Autore: Dott. Jack Newman MD FRCPC
Titolo originale: “Sore nipples”

Il migliore trattamento dei dolori ai capezzoli è la prevenzione. La migliore prevenzione è attaccare il neonato al seno in modo corretto, fin dal primo giorno.

I capezzoli si infiammano normalmente per uno dei due seguenti motivi o per entrambi: O il bambino non è posizionato bene al seno e quindi non si attacca nel modo giusto, oppure non succhia bene, o tutt’e due. Fra l’altro il bambino impara a succhiare bene, ricevendo il latte dalla mammella quando è attaccato in modo corretto. (Cioè impara con la pratica). Perciò problemi di “suzione” sono spesso causati dal fatto che il bambino non si è attaccato bene alla mammella. Anche un’infezione da funghi (causata da candida albicans) potrà essere la causa del dolore ai capezzoli. Il dolore causato da un bambino che non è attaccato bene al seno e da una suzione non appropriata, si accentua nel momento in cui si attacca il bambino e normalmente migliora quando il bambino succhia.

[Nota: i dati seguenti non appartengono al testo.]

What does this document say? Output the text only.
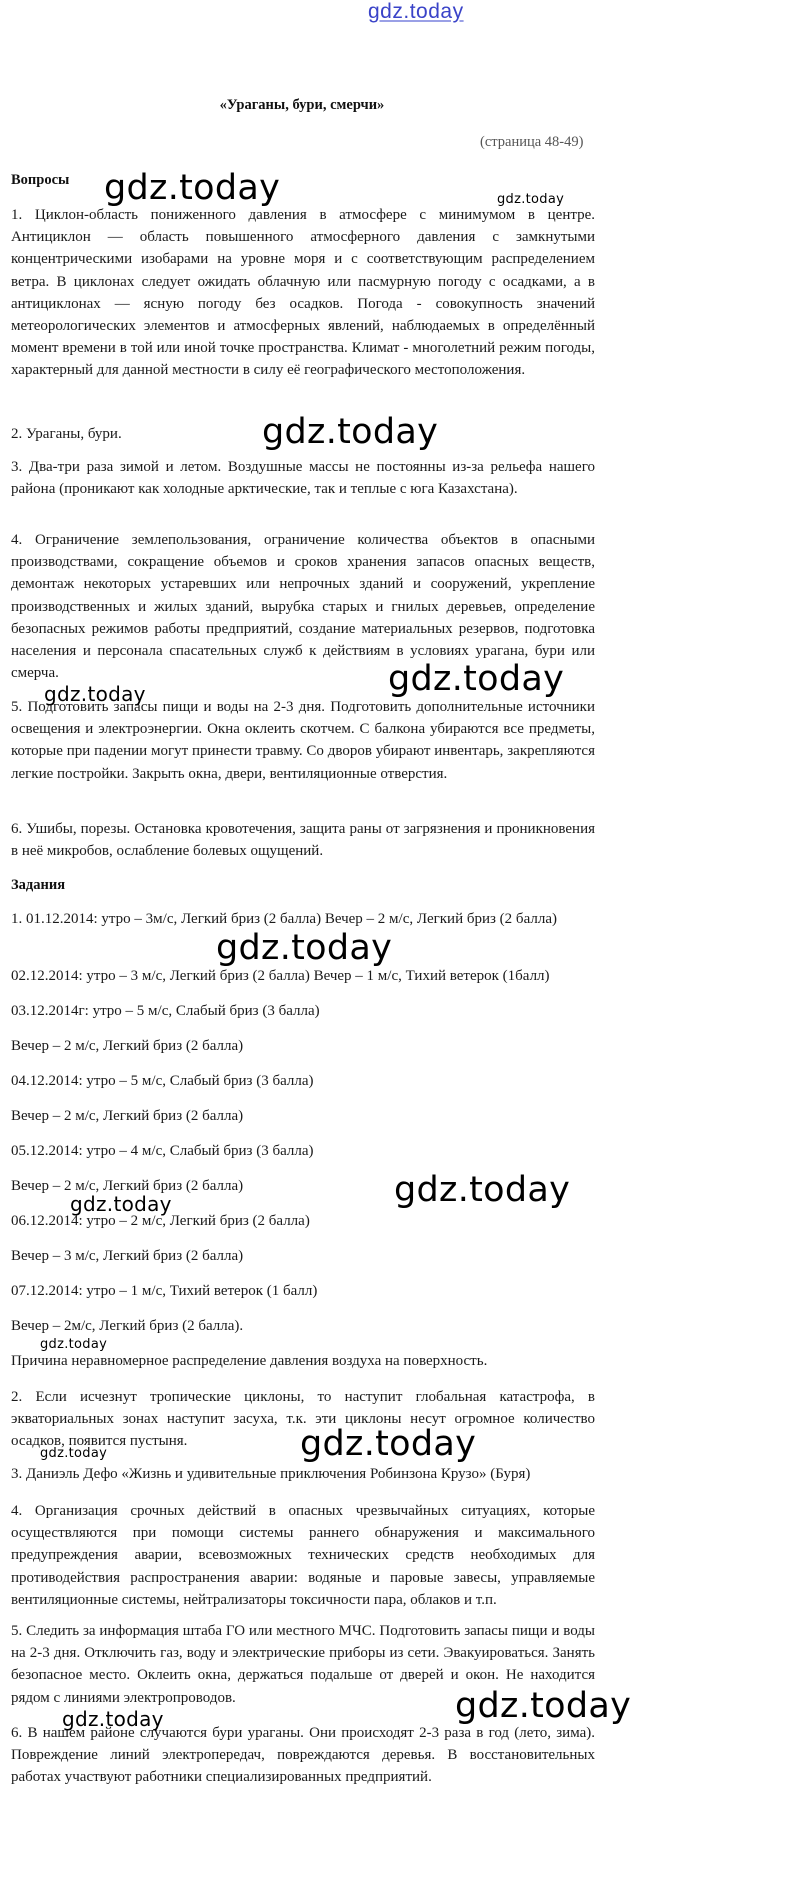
gdz.today
«Ураганы, бури, смерчи»
(страница 48-49)
Вопросы

1. Циклон-область пониженного давления в атмосфере с минимумом в центре. Антициклон — область повышенного атмосферного давления с замкнутыми концентрическими изобарами на уровне моря и с соответствующим распределением ветра. В циклонах следует ожидать облачную или пасмурную погоду с осадками, а в антициклонах — ясную погоду без осадков. Погода - совокупность значений метеорологических элементов и атмосферных явлений, наблюдаемых в определённый момент времени в той или иной точке пространства. Климат - многолетний режим погоды, характерный для данной местности в силу её географического местоположения.

2. Ураганы, бури.

3. Два-три раза зимой и летом. Воздушные массы не постоянны из-за рельефа нашего района (проникают как холодные арктические, так и теплые с юга Казахстана).

4. Ограничение землепользования, ограничение количества объектов в опасными производствами, сокращение объемов и сроков хранения запасов опасных веществ, демонтаж некоторых устаревших или непрочных зданий и сооружений, укрепление производственных и жилых зданий, вырубка старых и гнилых деревьев, определение безопасных режимов работы предприятий, создание материальных резервов, подготовка населения и персонала спасательных служб к действиям в условиях урагана, бури или смерча.

5. Подготовить запасы пищи и воды на 2-3 дня. Подготовить дополнительные источники освещения и электроэнергии. Окна оклеить скотчем. С балкона убираются все предметы, которые при падении могут принести травму. Со дворов убирают инвентарь, закрепляются легкие постройки. Закрыть окна, двери, вентиляционные отверстия.

6. Ушибы, порезы. Остановка кровотечения, защита раны от загрязнения и проникновения в неё микробов, ослабление болевых ощущений.

Задания

1. 01.12.2014: утро – 3м/с, Легкий бриз (2 балла) Вечер – 2 м/с, Легкий бриз (2 балла)

02.12.2014: утро – 3 м/с, Легкий бриз (2 балла) Вечер – 1 м/с, Тихий ветерок (1балл)
03.12.2014г: утро – 5 м/с, Слабый бриз (3 балла)
Вечер – 2 м/с, Легкий бриз (2 балла)
04.12.2014: утро – 5 м/с, Слабый бриз (3 балла)
Вечер – 2 м/с, Легкий бриз (2 балла)
05.12.2014: утро – 4 м/с, Слабый бриз (3 балла)
Вечер – 2 м/с, Легкий бриз (2 балла)
06.12.2014: утро – 2 м/с, Легкий бриз (2 балла)
Вечер – 3 м/с, Легкий бриз (2 балла)
07.12.2014: утро – 1 м/с, Тихий ветерок (1 балл)
Вечер – 2м/с, Легкий бриз (2 балла).
Причина неравномерное распределение давления воздуха на поверхность.

2. Если исчезнут тропические циклоны, то наступит глобальная катастрофа, в экваториальных зонах наступит засуха, т.к. эти циклоны несут огромное количество осадков, появится пустыня.

3. Даниэль Дефо «Жизнь и удивительные приключения Робинзона Крузо» (Буря)

4. Организация срочных действий в опасных чрезвычайных ситуациях, которые осуществляются при помощи системы раннего обнаружения и максимального предупреждения аварии, всевозможных технических средств необходимых для противодействия распространения аварии: водяные и паровые завесы, управляемые вентиляционные системы, нейтрализаторы токсичности пара, облаков и т.п.

5. Следить за информация штаба ГО или местного МЧС. Подготовить запасы пищи и воды на 2-3 дня. Отключить газ, воду и электрические приборы из сети. Эвакуироваться. Занять безопасное место. Оклеить окна, держаться подальше от дверей и окон. Не находится рядом с линиями электропроводов.

6. В нашем районе случаются бури ураганы. Они происходят 2-3 раза в год (лето, зима). Повреждение линий электропередач, повреждаются деревья. В восстановительных работах участвуют работники специализированных предприятий.

gdz.today	gdz.today
gdz.today
gdz.today
gdz.today
gdz.today
gdz.today
gdz.today
gdz.today
gdz.today	gdz.today
gdz.today	gdz.today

Il dolore proveniente da un’infezione da funghi invece può protrarsi per tutta la poppata e addirittura continuare quando il bambino si è staccato dal seno. Le donne descrivono il dolore proveniente dalle prime due cause come lancinante. Il dolore provocato da un infezione da funghi invece viene descritto come un bruciore, ma può anche non avere questa caratteristica. Se i capezzoli cominciano a far male improvvisamente e inspiegabilmente dopo un periodo di poppate senza questi problemi, può significare che il dolore è provocato da un’infezione da funghi, ma il dolore potrebbe aumentare in modo graduale oppure aggiungersi a dolori provenienti da cause diverse. Le ragadi possono essere provocate da un’infezione da funghi. Anche malattie della pelle possono provocare dolori a inizio tardivo ai capezzoli. Ci sono molte altre cause che possono provocare dolori ai capezzoli.

Come posizionare e attaccare il bambino correttamente (Vedi anche “When Latching” – ancora da tradurre)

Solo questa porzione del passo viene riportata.